Scenario Revenue EBITDA EBITDA margin Multiple Enterprise value
Bear EUR 27 M EUR 7 M 26% 4.0x EBITDA EUR 28 M
Base EUR 31 M EUR 10 M 32% 6.0x EBITDA EUR 60 M
Bull EUR 35 M EUR 13 M 37% 8.0x EBITDA EUR 104 M

Equity value ≈ EV (near-zero debt, ~92% equity ratio → minimal net debt adjustment; likely net cash of EUR 10–15 M on balance sheet that should be added).

Adjusted equity value (incl. est. EUR 12 M net cash): Bear EUR 40 M / Base EUR 72 M / Bull EUR 116 M.

Multiple rationale

  • Adult-adjacent discount: -1 to -2 turns vs mainstream SaaS/community comps.
  • Offset by: debt-free, organic growth, category #1 on Similarweb, 20+ year brand, TÜV moat, recurring subscription revenue, owner-operator willing to sell (succession angle — founders off ops, professional GMs installed = classic pre-sale grooming signal).
  • Comps: Match Group trades ~8x EBITDA, Bumble ~6x, niche adult platforms 3–5x. Split the difference at 6x base.

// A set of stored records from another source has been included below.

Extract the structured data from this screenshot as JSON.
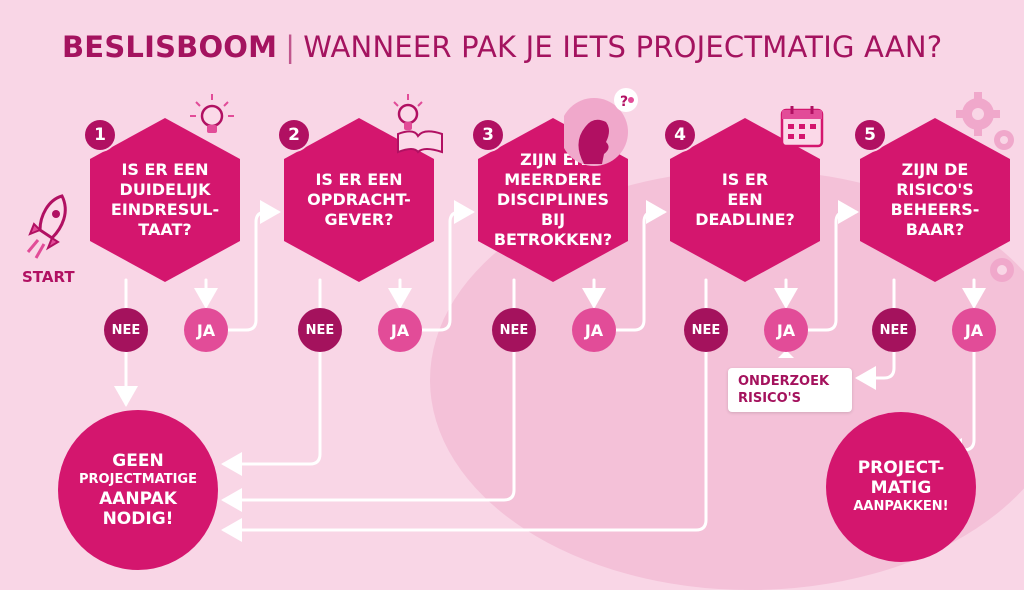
{
  "title": {
    "main": "BESLISBOOM",
    "separator": "|",
    "subtitle": "WANNEER PAK JE IETS PROJECTMATIG AAN?"
  },
  "start_label": "START",
  "steps": [
    {
      "number": "1",
      "question": "IS ER EEN\nDUIDELIJK\nEINDRESUL-\nTAAT?",
      "no": "NEE",
      "yes": "JA",
      "icon": "lightbulb-icon"
    },
    {
      "number": "2",
      "question": "IS ER EEN\nOPDRACHT-\nGEVER?",
      "no": "NEE",
      "yes": "JA",
      "icon": "lightbulb-book-icon"
    },
    {
      "number": "3",
      "question": "ZIJN ER\nMEERDERE\nDISCIPLINES BIJ\nBETROKKEN?",
      "no": "NEE",
      "yes": "JA",
      "icon": "thinking-person-icon"
    },
    {
      "number": "4",
      "question": "IS ER\nEEN\nDEADLINE?",
      "no": "NEE",
      "yes": "JA",
      "icon": "calendar-icon"
    },
    {
      "number": "5",
      "question": "ZIJN DE\nRISICO'S\nBEHEERS-\nBAAR?",
      "no": "NEE",
      "yes": "JA",
      "icon": "gears-icon"
    }
  ],
  "research_box": "ONDERZOEK\nRISICO'S",
  "outcome_no": {
    "line1": "GEEN",
    "line2": "PROJECTMATIGE",
    "line3": "AANPAK",
    "line4": "NODIG!"
  },
  "outcome_yes": {
    "line1": "PROJECT-",
    "line2": "MATIG",
    "line3": "AANPAKKEN!"
  },
  "colors": {
    "background": "#f9d6e6",
    "hexagon": "#d4166e",
    "no_pill": "#a4125d",
    "yes_pill": "#e24c98",
    "title": "#a4135f"
  }
}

Key unknowns still gating the model

  1. Exact 2023/2024 filed revenue and EBITDA (Bundesanzeiger scrape needed — manual form submission, not deep-linkable).
  2. Shareholder split between Feig / Rauh / Zschau (not on free Handelsregister; would need GmbH Gesellschafterliste).
  3. Exact net cash position on 2024 balance sheet.
  4. Customer geographic split / ARPU by region.

Surprises / flags

  1. Management transition: Feig/Rauh/Zschau have handed day-to-day GF role to Ackermann + Noack. Founders are now passive owners. This is a strong pre-sale signal — professionalization of management is classic succession grooming 2–4 years before sale.
  2. Bilanzsumme +27.5% in 2023 is unusually large for a mature business — suggests either cash accumulation (dividend not taken) or an asset buildup. Worth probing in due diligence.
  3. Category #1 on Similarweb Dating & Relationships globally is a bigger moat than we credited — ahead of mainstream sites in its vertical search index.
  4. 4-day work week since 2022 materially affects headcount-to-output assumptions and any post-acquisition synergy model (cannot assume 5-day productivity baseline).
  5. No VC, no debt, 95%+ equity ratio — extreme. Clean cap table, clean balance sheet, three sellers only. Simplest possible deal structure.
  6. 25–35% net margin on a community/dating business is outlier-high. Sanity check needed: is 2020's EUR 6.4 M truly Jahresüberschuss or was it operating profit? If the former, margins are genuinely exceptional.